Chisholm contends that justificatory regress comes to a halt when we reach that which is directly evident.  According to him, terms like `seems' and `appears' may be used to provide phenomenological descriptions, and if "...I can justify a claim to knowledge by saying of something that it appears F (by saying of the wine that it looks red, or tastes sour, to me), where the verb is intended in the descriptive, phenomenological sense...my statement expresses what is directly evident."5  In such cases the statement is not only immune from lack of warrant it is also immune from error:

in the case of...the "directly evident," conditions of truth and criteria of evidence may be said to coincide....But in the case of other beliefs, conditions of truth and criteria of evidence do not seem to coincide....Hence, if we are not to be sceptics, and if we are not to restrict the evident to what is directly evident, we must face the possibility that a belief may be a belief in what is evident, or a belief for which we have adequate evidence, and, at the same time, be a belief in what is false.6

Skeptics and "methodists" would, of course, question these claims--they would demand that "particularists" make manifest the general criterion which would differentiate these claims from "indirectly evident" ones and which would justify them.  Chisholm replies that

...in order to find out whether you know such a thing as that this is a hand, you don't have to apply any test or criterion.
  There are many things which, quite obviously, we do know to be true.  If I report to you the things I now see and hear and feel--or, if you prefer, the things I now think I see and hear and feel--the chances are that my report will be correct; I will be telling you something I know.  And so, too, if you report the things that you think you now see and hear and feel.  To be sure, there are hallucinations and illusions.  People often think they see or hear or feel things which in fact they do not see or hear or feel.  But from this fact--that our senses do sometimes deceive us--it hardly follows that your senses and mine are deceiving you and me right now.7

Chisholm does not believe passages such as this prove his claims to knowledge.  His "particularism" precludes the need for such proof however.  When confronted with doubts with regard to these claims, he appeals to "what we all know" rather than attempting to validate his claims by appeal to a general criterion of knowledge--indeed, the general criterion must be grounded in these particular knowledge claims.  Thus Chisholm's final defense against the skeptics' challenge is to be found in his appeal to "our" knowledge claims.

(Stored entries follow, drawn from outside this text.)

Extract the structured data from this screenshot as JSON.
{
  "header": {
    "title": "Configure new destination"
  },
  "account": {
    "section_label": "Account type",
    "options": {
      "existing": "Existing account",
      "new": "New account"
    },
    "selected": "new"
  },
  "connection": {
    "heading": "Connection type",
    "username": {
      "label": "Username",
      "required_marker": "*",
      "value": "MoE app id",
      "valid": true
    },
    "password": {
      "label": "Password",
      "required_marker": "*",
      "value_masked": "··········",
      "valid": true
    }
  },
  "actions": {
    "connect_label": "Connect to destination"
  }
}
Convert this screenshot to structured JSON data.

     Clearly, individuals who claim that some of their beliefs are self-warranted will never be willing to concede that these beliefs are unwarranted.  If they, like Chisholm, believe that these beliefs are immune from lack of warrant and from error, they will offer no further defense of these knowledge claims.  This will not be because they believe such proof is proper but cannot be supplied however.  On their view, such proof is neither appropriate nor necessary.  Of course, their view is not the only possible one here--skeptics and "methodists" offer differing responses to the two basic questions posed above.

     Chisholm does not believe that we are presented with an arbitrary choice amongst these orientations however: according to him his view has the decided virtue of according with what we all do, in fact, know--it accords with common sense.8  Since we do have this knowledge, he claims, skepticism never "rings true;" and "methodism" always finds its way back to these particular claims which must be used to ground any general criterion.  In short, the demand that they validate their claims seems incongruous to the "particularists."

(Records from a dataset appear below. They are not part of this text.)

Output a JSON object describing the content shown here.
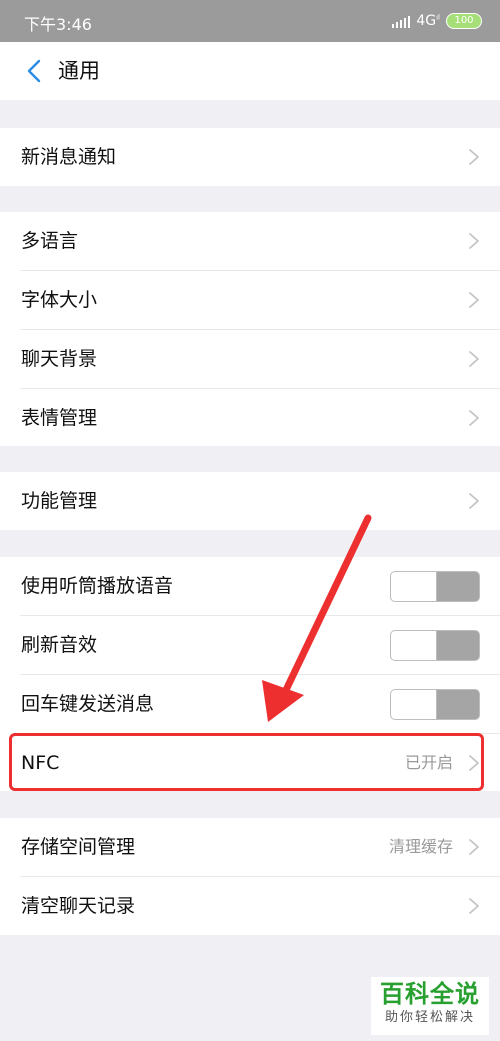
{
  "status_bar": {
    "time": "下午3:46",
    "network": "4G",
    "network_sub": "ıl",
    "battery": "100",
    "battery_color": "#a6df78"
  },
  "nav": {
    "back_icon": "chevron-left-icon",
    "title": "通用",
    "accent_color": "#2a8ce6"
  },
  "groups": [
    {
      "rows": [
        {
          "label": "新消息通知",
          "type": "link"
        }
      ]
    },
    {
      "rows": [
        {
          "label": "多语言",
          "type": "link"
        },
        {
          "label": "字体大小",
          "type": "link"
        },
        {
          "label": "聊天背景",
          "type": "link"
        },
        {
          "label": "表情管理",
          "type": "link"
        }
      ]
    },
    {
      "rows": [
        {
          "label": "功能管理",
          "type": "link"
        }
      ]
    },
    {
      "rows": [
        {
          "label": "使用听筒播放语音",
          "type": "toggle",
          "on": false
        },
        {
          "label": "刷新音效",
          "type": "toggle",
          "on": false
        },
        {
          "label": "回车键发送消息",
          "type": "toggle",
          "on": false
        },
        {
          "label": "NFC",
          "type": "link",
          "value": "已开启"
        }
      ]
    },
    {
      "rows": [
        {
          "label": "存储空间管理",
          "type": "link",
          "value": "清理缓存"
        },
        {
          "label": "清空聊天记录",
          "type": "link"
        }
      ]
    }
  ],
  "annotation": {
    "color": "#ee2f2f"
  },
  "watermark": {
    "main": "百科全说",
    "sub": "助你轻松解决",
    "color": "#28a02f"
  }
}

     G.E. Moore provides a list of nine such claims as he begins his "A Defense of Common Sense,"8a and he employs such claims as premises in his "Proof of An External World."  He recognizes that some philosophers have demanded that one prove such statements as "Here is one hand" and "Here is another" (uttered as he raises his hands before an audience):

of course, what they really want is not merely a proof of these...but something like a general statement as to how any propositions of this sort may be proved.  This, of course, I haven't given; and I do not believe it can be given....Of course, in some cases what may be called a proof...can be got.  If one of you suspected that one of my hands was artificial he might be said to get a proof of my proposition...by coming up and examining the suspected hand close up, perhaps touching and pressing it, and so establishing that it really was a human hand.9

Moore is well aware of the fact that a multitude of "doubts" could arise here, however, and he claims that no "proof" could dispel them all.  A skeptic might raise a version of the "dreaming argument" offered by Descartes for example.10  Such a criticism might seem to undercut Moore's claim that he is standing before an audience with his raised hands.  In his "Certainty," however, Moore notes that

 I agree...that if I don't know that I'm not dreaming, it follows that I don't know that I am standing up, even if I both actually am and think I am.  But this...is a consideration which cuts both ways.  For, if it is true, it follows that it is also true that if I do know that I am standing up, then I do know that I am not dreaming.  I can therefore just as well argue: since I do know that I'm standing up, it follows that I do know that I'm not dreaming; as my opponent can argue: since you don't know that you're not dreaming, it follows that you don't know that you're standing up.11

Moore believes some philosophers will not only think he has attempted to prove such statements as "Here is a hand" or "I am standing up" on the way to proving there is an external world, but that unless he can provide such proofs he will have failed entirely.12   Such philosophers will, perhaps, go so far as to be fideistic at this point and maintain that the existence of external things must be taken on faith alone.13   Moore responds that

such a view, though it has been very common among philosophers, can, I think, be shown to be wrong--though shown only by the use of premises which are not known to be true, unless we do know of the existence of external things.  I can know things which I cannot prove; and among things which I certainly did know, even if (as I think) I could not prove them, were the premises of my two proofs.  I should say, therefore, that those, if any, who are dissatisfied with these proofs merely on the ground that I did not know their premises, have no good reason for their dissatisfaction.14

     According to Moore and Chisholm, then, the claims appealed to are not in need of justification--they end the justificatory regress.  The call for justification here is met by the assertion that while one cannot justify these beliefs, they are nonetheless known.  These beliefs stand as an epistemic bedrock, and this status renders impossible an internal critique which is centered upon the demand for justification.  Any such attempt to question the veracity of these beliefs must begin by accepting the claim that these beliefs are immune to lack of warrant and immune to error.  Once these immunities are granted, however, the enterprise of criticizing the beliefs becomes hopeless--after all, they are known to be true.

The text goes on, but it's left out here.